超かぐや姫!
山下清悟・監督/声:夏吉ゆうこ、永瀬アンナ、早見沙織/2026年/日本/Netflix
一部で熱狂的な絶賛を受けていて、BUMP OF CHICKENの『ray』が作中で使われているというので観てみたくなった長編アニメ。
タイトル通り『かぐや姫』をモチーフにしつつも、女子高生を主人公に、YouTubeやら仮想世界を中心に物語が展開する、いかにもいまどき!って感じのアニメだった。
全体的な印象は、『サマーウォーズ』の仮想空間部分や、【推しの子】の2.5次元舞台のパートに近い印象で、とくに斬新さとかは感じなかったけれど、でもまぁ、基本的には最近のアニメだけあって絵はきれいだから、最後まで飽きることなく観られた。ただし、かぐやが結局なにものだったのかはよくわからない。
ヒロイン三人のうち、一番のキーパーソンである彼女のキャラ――と彼女を中心にしたアニメの語りの口調みたいなもの?――がマンガっぽ過ぎるのが僕にとってはマイナスだった。

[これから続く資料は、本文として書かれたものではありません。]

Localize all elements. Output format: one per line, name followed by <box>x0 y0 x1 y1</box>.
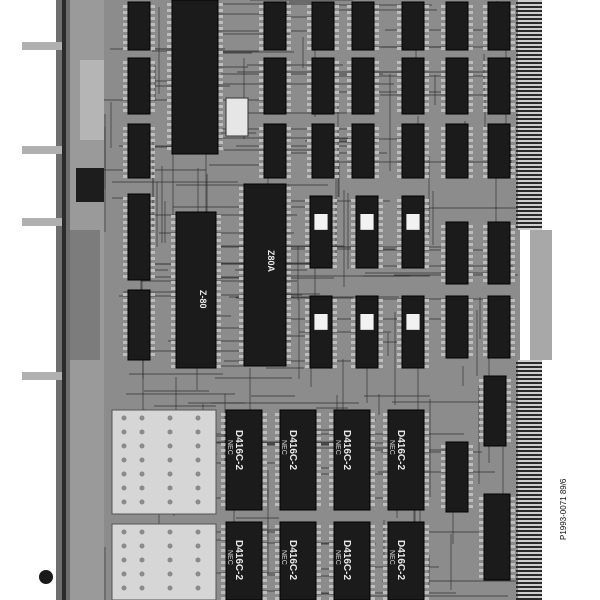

何度か書いているように、僕はキャラを三頭身にするマンガのデフォルメ表現をアニメでそのまま再現する手法には批判的な人間なので、このアニメでのかぐやちゃんのマンガ的なキャラの軽さがいまいちしっくりこなかった。三頭身にこそならないけれど、過剰にきゃぴきゃぴしていて現実味が乏しい(まぁ、月から来ているわけだが)。アニメにはできればマンガよりも実写に寄せて欲しいんだよねぇ。
『ray』が使われているというので、音楽は懐メロカバー大会みたいなものを想像していたら、それも間違い。その一曲だけが例外で(エンド・クレジットで使われていた)、あとの劇中の曲はすべてこの映画のオリジナル(たぶん)。でもって、それらの楽曲のアピールもいまひとつ。
ということで、アニメ界隈の人たちが気に入るのはわからないでもないけれど、でもこれは僕にはちょっと違うかなって作品だった。